Here are the results of the modelling, firstly the polar plot:


SWR response
The SWR response is excellent for the two frequencies required, 839.8MHz and 884.8MHz:


Physical measurements:
Here are the physical measurements, easily cut to within a millimeter accuracy. Element Lengths are alongside each element. The spacings of the driven element and 6 directors are measured from the reflector, and are centre to centre of each element.

Antenna Overview
Here is an overview of the antenna. The elements are pushed through holes drilled in the cheap plastic conduit boom.
You cannot use a metal boom as it would drastically change the antenna characteristics.
Remember to leave plenty of conduit hanging out the rear of the antenna for mounting the boom to a mast or whatever.

(Ignore the antenna tuner and ham radio and garden stuff in the background, they are not part of this article.)


Feed point
Here is a detail of the feed, which is optimised for direct connection to 50 ohm coax.
The driven element is cut into two and joined by a dowel of fibreglass, plastic or wood, with a 1mm gap between the element halves.
The coax is connected directly across the gap as illustrated with tiny screws placed as close to the driven ends as possible.


Other comments:
Coax: Keep the coax length as short as possible and use low loss RG58 foam if you can; terminate it with an FME connector from Dick Smith, Jaycar etc. Many commercial mobile phone "tails" are available to fit FME connectors, I use two, one for my phone and one for the card.

Tails: Buy a commercial phone adapter cable to suit your NextG device. They usually have a phone specific connector on one end and an FME connector on the other. The NextG card uses an MMCX connector which is very tiny. MMCX is used by some GPS manufacturers as well.

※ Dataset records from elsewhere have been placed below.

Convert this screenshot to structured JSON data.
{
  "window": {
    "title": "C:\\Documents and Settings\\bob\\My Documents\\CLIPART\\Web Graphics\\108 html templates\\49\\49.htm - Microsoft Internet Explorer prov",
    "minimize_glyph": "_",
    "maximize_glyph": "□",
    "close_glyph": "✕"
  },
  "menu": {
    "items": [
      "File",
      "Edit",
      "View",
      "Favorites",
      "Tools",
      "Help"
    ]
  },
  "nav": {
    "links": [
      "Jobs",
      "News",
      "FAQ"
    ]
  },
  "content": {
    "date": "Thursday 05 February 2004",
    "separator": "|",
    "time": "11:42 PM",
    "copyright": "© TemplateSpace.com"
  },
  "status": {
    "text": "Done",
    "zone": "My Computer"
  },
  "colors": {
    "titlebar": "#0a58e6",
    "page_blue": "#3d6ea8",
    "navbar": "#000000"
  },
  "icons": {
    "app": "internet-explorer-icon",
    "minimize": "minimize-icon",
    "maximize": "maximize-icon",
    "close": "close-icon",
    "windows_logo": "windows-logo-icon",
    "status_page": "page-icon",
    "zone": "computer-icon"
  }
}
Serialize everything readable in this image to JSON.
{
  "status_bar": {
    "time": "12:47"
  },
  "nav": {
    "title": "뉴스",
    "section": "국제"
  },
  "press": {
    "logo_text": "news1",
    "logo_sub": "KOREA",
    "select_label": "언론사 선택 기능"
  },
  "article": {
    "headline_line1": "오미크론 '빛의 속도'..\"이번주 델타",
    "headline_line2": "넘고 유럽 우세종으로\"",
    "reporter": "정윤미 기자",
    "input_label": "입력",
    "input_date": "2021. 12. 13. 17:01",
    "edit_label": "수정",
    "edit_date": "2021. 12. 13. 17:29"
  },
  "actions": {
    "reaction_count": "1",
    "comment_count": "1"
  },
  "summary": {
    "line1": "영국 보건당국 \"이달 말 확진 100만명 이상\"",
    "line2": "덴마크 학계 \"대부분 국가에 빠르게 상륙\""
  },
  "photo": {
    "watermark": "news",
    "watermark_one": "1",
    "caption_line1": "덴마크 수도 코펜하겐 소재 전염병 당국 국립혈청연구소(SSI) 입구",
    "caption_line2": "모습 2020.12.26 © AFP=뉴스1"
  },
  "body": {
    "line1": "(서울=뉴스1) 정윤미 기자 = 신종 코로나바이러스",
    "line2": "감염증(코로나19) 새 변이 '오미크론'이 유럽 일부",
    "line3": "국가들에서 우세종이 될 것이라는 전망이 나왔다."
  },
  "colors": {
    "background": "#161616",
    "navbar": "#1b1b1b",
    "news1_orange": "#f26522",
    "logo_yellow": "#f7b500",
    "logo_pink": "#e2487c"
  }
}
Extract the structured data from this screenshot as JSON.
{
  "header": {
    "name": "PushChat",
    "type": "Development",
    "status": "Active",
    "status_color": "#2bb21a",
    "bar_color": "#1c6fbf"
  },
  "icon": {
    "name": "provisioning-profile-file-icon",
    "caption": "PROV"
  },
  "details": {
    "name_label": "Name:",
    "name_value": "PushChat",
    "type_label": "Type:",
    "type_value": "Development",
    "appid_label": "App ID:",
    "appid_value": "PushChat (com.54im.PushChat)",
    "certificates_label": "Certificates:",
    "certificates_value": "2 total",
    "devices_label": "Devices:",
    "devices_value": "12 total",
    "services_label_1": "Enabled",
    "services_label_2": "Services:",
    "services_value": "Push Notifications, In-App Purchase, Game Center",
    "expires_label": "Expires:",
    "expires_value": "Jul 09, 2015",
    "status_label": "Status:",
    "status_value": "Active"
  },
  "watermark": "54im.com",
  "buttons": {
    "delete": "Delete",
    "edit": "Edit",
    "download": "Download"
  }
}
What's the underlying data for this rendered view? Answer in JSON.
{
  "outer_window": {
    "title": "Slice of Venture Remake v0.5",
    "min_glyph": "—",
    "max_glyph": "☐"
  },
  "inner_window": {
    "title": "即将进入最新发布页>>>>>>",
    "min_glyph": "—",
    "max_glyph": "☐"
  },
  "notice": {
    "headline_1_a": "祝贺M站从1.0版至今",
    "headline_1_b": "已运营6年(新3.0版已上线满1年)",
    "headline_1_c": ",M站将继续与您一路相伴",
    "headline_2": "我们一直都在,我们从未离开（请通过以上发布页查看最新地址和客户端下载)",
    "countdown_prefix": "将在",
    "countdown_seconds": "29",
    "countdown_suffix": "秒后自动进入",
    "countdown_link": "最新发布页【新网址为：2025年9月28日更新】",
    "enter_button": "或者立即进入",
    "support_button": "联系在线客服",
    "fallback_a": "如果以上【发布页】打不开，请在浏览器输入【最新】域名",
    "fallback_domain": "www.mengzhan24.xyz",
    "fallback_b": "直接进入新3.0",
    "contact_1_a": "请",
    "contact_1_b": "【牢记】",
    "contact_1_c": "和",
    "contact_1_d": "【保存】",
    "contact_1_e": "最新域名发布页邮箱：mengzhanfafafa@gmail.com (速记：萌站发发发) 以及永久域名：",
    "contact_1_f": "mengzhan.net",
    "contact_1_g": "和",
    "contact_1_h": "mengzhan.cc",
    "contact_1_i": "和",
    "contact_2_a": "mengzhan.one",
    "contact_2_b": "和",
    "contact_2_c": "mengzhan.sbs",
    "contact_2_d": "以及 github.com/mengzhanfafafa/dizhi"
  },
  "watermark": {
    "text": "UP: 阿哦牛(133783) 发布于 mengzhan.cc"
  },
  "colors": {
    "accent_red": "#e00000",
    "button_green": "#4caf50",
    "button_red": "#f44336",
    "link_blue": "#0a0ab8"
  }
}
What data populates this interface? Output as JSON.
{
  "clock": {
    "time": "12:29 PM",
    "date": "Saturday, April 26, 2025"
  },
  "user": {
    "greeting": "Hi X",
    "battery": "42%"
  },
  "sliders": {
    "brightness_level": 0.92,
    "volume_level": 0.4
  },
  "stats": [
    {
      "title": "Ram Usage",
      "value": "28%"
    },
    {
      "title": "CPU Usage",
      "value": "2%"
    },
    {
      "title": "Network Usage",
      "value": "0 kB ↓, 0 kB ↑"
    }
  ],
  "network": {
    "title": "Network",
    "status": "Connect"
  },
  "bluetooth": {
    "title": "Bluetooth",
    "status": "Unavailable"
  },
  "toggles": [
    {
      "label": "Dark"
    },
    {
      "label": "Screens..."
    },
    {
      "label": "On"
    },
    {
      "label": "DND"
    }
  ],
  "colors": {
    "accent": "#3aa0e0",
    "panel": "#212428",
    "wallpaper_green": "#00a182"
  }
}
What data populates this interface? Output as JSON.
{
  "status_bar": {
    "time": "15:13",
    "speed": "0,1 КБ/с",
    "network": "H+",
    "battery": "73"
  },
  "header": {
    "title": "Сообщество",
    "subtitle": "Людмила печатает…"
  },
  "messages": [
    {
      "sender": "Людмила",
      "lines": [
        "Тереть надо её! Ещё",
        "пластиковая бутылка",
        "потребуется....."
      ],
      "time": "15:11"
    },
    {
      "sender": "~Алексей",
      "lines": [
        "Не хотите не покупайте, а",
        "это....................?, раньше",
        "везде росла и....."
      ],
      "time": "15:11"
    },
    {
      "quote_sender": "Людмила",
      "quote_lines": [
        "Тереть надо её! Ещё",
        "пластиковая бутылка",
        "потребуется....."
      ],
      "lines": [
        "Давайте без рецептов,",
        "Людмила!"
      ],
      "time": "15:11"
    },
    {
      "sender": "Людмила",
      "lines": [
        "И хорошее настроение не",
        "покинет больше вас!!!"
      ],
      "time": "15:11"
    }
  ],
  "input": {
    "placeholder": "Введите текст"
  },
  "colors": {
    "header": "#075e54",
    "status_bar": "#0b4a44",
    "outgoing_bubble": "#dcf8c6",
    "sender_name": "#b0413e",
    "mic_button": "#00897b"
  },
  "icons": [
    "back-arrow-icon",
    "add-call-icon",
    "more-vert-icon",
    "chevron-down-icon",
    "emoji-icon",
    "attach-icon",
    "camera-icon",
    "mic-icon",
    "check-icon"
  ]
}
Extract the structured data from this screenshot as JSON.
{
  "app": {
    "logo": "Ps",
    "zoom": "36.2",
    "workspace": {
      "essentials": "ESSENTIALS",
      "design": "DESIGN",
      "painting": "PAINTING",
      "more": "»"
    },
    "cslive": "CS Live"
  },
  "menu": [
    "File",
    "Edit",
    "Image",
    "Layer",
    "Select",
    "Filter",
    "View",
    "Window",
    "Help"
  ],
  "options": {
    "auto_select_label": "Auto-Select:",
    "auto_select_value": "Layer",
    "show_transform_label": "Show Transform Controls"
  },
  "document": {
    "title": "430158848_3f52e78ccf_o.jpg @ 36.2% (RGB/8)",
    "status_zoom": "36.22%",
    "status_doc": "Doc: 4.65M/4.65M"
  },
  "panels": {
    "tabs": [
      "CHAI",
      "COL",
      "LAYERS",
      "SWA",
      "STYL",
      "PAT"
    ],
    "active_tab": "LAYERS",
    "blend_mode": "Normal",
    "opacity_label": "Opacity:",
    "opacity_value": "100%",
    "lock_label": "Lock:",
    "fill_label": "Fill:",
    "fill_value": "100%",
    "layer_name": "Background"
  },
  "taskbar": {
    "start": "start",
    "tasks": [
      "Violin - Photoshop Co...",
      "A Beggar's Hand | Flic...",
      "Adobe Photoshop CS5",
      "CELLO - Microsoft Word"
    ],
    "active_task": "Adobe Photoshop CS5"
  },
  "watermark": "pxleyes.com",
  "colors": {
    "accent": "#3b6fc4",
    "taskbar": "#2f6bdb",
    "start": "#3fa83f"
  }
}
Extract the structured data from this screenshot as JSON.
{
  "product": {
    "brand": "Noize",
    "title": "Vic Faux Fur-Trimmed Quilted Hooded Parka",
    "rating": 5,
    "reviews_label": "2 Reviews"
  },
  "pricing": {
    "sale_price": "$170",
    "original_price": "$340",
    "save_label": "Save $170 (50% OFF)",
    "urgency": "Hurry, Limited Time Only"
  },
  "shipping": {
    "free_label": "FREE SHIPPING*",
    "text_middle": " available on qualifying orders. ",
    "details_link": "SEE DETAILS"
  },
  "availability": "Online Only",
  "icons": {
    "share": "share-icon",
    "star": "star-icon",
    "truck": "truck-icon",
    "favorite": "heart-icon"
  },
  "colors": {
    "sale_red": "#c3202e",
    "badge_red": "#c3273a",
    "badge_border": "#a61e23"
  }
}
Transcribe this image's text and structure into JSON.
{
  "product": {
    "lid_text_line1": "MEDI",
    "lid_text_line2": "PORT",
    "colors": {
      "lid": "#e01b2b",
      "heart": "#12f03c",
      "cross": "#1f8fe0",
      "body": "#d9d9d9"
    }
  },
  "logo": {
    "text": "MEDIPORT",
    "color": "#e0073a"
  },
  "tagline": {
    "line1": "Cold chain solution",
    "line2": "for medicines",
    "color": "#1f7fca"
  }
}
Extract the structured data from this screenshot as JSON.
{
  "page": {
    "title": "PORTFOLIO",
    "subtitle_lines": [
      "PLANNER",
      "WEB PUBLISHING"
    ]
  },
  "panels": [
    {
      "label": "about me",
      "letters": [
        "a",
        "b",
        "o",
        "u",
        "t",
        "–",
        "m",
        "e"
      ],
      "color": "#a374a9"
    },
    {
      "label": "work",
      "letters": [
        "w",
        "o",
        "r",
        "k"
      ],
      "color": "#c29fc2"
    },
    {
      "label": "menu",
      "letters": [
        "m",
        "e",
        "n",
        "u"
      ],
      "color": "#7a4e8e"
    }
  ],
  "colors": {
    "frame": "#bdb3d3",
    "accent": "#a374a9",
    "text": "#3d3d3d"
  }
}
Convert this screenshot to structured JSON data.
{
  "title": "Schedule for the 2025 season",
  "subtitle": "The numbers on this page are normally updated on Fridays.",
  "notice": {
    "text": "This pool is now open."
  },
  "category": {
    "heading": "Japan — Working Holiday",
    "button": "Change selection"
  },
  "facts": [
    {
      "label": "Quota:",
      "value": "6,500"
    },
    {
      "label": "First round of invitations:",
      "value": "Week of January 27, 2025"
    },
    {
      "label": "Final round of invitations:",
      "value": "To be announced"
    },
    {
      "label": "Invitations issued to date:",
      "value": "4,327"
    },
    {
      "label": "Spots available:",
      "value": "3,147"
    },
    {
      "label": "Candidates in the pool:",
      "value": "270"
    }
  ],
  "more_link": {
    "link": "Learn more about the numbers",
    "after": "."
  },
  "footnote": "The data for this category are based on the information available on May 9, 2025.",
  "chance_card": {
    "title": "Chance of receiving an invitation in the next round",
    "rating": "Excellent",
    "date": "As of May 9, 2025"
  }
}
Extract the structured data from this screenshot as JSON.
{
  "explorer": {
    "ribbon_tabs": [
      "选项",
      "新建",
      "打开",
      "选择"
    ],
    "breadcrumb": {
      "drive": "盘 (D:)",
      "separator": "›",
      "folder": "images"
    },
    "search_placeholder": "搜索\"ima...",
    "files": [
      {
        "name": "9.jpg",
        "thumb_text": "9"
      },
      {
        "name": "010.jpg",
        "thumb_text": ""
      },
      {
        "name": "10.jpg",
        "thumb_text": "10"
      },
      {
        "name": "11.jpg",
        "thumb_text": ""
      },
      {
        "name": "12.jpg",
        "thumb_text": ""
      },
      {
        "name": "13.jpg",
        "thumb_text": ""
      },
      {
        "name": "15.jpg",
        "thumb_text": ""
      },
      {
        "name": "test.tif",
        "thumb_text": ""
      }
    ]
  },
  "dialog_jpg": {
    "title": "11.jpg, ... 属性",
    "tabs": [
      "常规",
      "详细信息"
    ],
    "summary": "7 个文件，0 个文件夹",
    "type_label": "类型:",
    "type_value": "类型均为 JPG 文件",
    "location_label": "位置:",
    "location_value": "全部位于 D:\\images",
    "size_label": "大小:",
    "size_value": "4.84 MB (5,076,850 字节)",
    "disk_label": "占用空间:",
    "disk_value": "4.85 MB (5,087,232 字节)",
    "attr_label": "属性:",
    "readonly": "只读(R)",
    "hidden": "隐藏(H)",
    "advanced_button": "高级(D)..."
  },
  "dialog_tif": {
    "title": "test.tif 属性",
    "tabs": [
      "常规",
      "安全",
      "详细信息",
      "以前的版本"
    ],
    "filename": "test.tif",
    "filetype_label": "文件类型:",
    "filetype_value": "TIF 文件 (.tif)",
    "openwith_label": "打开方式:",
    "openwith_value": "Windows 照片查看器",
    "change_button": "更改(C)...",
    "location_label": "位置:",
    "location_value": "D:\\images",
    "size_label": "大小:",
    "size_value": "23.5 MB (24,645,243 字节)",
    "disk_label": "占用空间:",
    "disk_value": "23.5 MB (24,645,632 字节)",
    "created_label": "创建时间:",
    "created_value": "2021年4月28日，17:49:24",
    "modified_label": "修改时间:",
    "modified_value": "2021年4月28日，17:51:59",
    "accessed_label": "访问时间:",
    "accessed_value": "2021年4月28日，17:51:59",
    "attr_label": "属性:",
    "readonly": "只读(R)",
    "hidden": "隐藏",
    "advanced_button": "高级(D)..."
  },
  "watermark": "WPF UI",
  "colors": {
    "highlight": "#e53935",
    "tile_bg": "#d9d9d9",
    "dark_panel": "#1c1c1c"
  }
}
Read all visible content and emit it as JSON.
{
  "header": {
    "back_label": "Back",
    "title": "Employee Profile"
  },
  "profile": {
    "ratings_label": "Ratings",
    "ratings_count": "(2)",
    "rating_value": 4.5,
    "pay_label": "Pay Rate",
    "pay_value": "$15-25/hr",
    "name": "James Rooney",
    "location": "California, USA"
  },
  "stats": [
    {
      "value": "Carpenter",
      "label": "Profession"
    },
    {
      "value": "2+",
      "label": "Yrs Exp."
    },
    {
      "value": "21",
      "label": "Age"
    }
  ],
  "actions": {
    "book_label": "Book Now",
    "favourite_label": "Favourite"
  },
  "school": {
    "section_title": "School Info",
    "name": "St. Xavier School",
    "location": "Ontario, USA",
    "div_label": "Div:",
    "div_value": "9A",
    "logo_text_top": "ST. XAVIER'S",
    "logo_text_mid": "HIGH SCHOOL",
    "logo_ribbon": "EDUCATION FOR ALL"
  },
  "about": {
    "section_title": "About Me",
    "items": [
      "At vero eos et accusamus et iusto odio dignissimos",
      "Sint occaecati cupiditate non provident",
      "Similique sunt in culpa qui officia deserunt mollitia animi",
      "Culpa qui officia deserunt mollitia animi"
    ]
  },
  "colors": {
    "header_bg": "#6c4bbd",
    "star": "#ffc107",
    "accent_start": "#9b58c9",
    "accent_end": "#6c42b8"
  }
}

I bought my MMCX adapter 'tail' from a Launceston mobile phone supplier, it's about 30cm long; eBay sellers also advertise them.

The antenna works beautifully on the CDMA phone band, and of course NextG phone, so is handy for both Internet and phone access. The gain was sufficient to take the signal from zero to three S bars on my recent trip to Mangana, with a very hilly and poor path to the phone cell. I believe NextG is capable of better then 100 km over good paths.

PS. I've revisited this article since travelling for 7 months across Australia in our 4WD truck and can say the antenna works well!